Bacterial persistence is a bottleneck in designing an effective antibiotic dosing strategy for complete eradication of bacterial populations. Persister cells are not antibiotic-resistant mutants; rather they exhibit a different phenotype from normal cells, namely they lower their growth rate significantly when attacked by an antibiotic, thereby experiencing much lower death rates than normal cells. Persisters usually constitute only a small fraction of a total bacterial population. Because of dormancy of persister cells, an antibiotic has reduced efficacy when used to quickly eradicate a bacterial infection. The bactericidal action of the antibiotic is compromised due to phenotypic switching of normal cells to persister cells in the presence of the antibiotic and back-switching from persister cells to normal cells when the antibiotic is eventually depleted (
Lewis 2007).
Balaban, Merrin et al. (2004) proposed a simple model to study the bacterial phenotypic switching in the presence of an antibiotic. Subsequently, several investigators (
Cogan 2007,
Fasani and Savageau 2013) have proposed more complex models incorporating toxin hypotheses, to study the emergence of persistence and phenotypic switching. Based on these models, various dosing strategies,
such as piecewise constant dosing with alternate dose/withdrawal, have been studied (
Cogan 2006,
De Leenheer and Cogan 2009,
Cogan, Brown et al. 2012) in attempts to increase the bactericidal effect of an antibiotic. Some of these strategies are difficult to implement in practice, and many rely on the fidelity of the model describing the effect of an antibiotic on bacteria eradication. In this paper, we propose a robust optimal dosing strategy, which considers the effect of model parameter uncertainty on optimal dosing. To illustrate our approach, we first use experimental data to build a dynamic mathematical model, which we use next to study the population dynamics of normal and persister cells in the presence of an antibiotic. We finally use the model to find a robustly optimal dosing strategy for bacterial disinfection.
References
Balaban, N. Q., J. Merrin, R. Chait, L. Kowalik and S. Leibler (2004). "Bacterial persistence as a phenotypic switch." Science 305(5690): 1622-1625.
Cogan, N. G. (2006). "Effects of persister formation on bacterial response to dosing." Journal of Theoretical Biology 238(3): 694-703.
Cogan, N. G. (2007). "Incorporating toxin hypothesis into a mathematical model of persister formation and dynamics." Journal of Theoretical Biology 248(2): 340-349.

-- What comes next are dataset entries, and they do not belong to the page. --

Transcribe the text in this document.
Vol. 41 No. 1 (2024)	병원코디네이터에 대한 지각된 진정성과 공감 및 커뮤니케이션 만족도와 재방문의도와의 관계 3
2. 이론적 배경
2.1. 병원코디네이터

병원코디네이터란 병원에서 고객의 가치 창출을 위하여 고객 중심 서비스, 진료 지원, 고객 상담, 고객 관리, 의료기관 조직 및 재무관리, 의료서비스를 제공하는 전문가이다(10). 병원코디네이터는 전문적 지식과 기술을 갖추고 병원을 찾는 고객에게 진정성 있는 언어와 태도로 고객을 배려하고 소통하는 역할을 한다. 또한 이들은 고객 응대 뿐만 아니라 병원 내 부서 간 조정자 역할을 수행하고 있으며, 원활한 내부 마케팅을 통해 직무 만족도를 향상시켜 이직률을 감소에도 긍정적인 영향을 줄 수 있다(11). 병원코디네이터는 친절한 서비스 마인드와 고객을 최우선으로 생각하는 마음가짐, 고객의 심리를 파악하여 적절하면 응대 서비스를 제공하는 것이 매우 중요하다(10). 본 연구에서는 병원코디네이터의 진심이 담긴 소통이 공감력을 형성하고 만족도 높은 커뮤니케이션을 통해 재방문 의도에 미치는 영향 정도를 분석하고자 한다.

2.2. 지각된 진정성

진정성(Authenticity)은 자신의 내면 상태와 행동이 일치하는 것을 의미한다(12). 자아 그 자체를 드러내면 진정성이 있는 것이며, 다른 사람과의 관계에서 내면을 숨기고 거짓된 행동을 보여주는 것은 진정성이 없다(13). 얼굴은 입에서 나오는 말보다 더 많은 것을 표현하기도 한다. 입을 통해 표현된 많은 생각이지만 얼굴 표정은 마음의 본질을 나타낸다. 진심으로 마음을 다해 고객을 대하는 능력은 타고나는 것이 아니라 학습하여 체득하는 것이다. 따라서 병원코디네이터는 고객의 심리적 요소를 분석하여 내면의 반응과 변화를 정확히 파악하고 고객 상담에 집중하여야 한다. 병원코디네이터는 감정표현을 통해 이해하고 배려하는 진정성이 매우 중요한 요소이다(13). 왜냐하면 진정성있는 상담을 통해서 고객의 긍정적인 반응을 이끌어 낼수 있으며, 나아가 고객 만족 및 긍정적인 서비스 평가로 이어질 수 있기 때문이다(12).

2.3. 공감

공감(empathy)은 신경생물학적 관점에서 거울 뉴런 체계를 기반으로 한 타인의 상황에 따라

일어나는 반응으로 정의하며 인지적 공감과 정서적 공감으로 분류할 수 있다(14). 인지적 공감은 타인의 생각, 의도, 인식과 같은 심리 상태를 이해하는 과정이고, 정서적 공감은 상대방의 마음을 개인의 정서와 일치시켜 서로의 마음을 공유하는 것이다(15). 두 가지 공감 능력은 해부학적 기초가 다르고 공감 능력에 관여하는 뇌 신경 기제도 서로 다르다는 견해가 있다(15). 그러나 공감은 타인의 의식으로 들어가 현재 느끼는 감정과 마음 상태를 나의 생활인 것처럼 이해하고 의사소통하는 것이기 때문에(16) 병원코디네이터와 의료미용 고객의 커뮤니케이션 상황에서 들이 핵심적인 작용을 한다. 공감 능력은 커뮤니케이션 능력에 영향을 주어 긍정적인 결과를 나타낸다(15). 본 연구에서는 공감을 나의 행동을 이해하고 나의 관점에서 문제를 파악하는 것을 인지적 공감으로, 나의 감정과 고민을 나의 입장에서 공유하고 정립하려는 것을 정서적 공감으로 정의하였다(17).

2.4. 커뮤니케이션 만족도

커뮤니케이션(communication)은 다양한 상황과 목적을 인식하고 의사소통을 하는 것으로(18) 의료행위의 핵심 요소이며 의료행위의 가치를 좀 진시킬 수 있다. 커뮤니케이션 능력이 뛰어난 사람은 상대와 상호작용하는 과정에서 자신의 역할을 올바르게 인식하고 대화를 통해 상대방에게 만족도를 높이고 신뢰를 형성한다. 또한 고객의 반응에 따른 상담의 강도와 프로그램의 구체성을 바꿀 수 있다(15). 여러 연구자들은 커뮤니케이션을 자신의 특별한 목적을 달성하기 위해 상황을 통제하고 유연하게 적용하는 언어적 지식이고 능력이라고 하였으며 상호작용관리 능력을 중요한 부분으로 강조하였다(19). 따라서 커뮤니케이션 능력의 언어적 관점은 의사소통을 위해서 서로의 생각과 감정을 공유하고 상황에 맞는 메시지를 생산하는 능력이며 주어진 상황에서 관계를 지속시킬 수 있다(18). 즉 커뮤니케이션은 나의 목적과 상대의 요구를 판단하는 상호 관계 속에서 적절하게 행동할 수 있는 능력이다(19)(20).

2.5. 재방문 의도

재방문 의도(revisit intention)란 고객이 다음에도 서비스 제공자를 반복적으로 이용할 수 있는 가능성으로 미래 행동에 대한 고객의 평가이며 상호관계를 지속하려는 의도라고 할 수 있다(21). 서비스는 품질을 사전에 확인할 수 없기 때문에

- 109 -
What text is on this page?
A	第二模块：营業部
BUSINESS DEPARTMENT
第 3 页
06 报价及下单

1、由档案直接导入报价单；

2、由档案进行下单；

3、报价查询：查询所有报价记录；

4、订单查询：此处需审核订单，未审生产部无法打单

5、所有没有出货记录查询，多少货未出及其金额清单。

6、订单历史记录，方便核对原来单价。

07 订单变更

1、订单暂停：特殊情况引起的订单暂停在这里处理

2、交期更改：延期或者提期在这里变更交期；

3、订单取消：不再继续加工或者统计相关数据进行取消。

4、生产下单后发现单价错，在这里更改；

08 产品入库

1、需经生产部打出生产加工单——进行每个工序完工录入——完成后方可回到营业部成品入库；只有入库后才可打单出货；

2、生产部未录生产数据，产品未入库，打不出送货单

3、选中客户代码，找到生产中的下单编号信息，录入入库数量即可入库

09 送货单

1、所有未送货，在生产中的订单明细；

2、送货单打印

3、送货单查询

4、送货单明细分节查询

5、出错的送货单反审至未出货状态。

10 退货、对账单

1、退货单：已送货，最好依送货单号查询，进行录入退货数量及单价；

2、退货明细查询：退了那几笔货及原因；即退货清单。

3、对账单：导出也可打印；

Cogan, N. G., J. Brown, K. Darres and K. Petty (2012). "Optimal Control Strategies for Disinfection of Bacterial Populations with Persister and Susceptible Dynamics." Antimicrobial Agents and Chemotherapy 56(9): 4816-4826.
De Leenheer, P. and N. G. Cogan (2009). "Failure of antibiotic treatment in microbial populations." Journal of Mathematical Biology 59(4): 563-579.
Fasani, R. A. and M. A. Savageau (2013). "Molecular mechanisms of multiple toxin-antitoxin systems are coordinated to govern the persister phenotype." Proceedings of the National Academy of Sciences of the United States of America 110(27): E2528-E2537.
Lewis, K. (2007). "Persister cells, dormancy and infectious disease." Nature Reviews Microbiology 5(1): 48-56.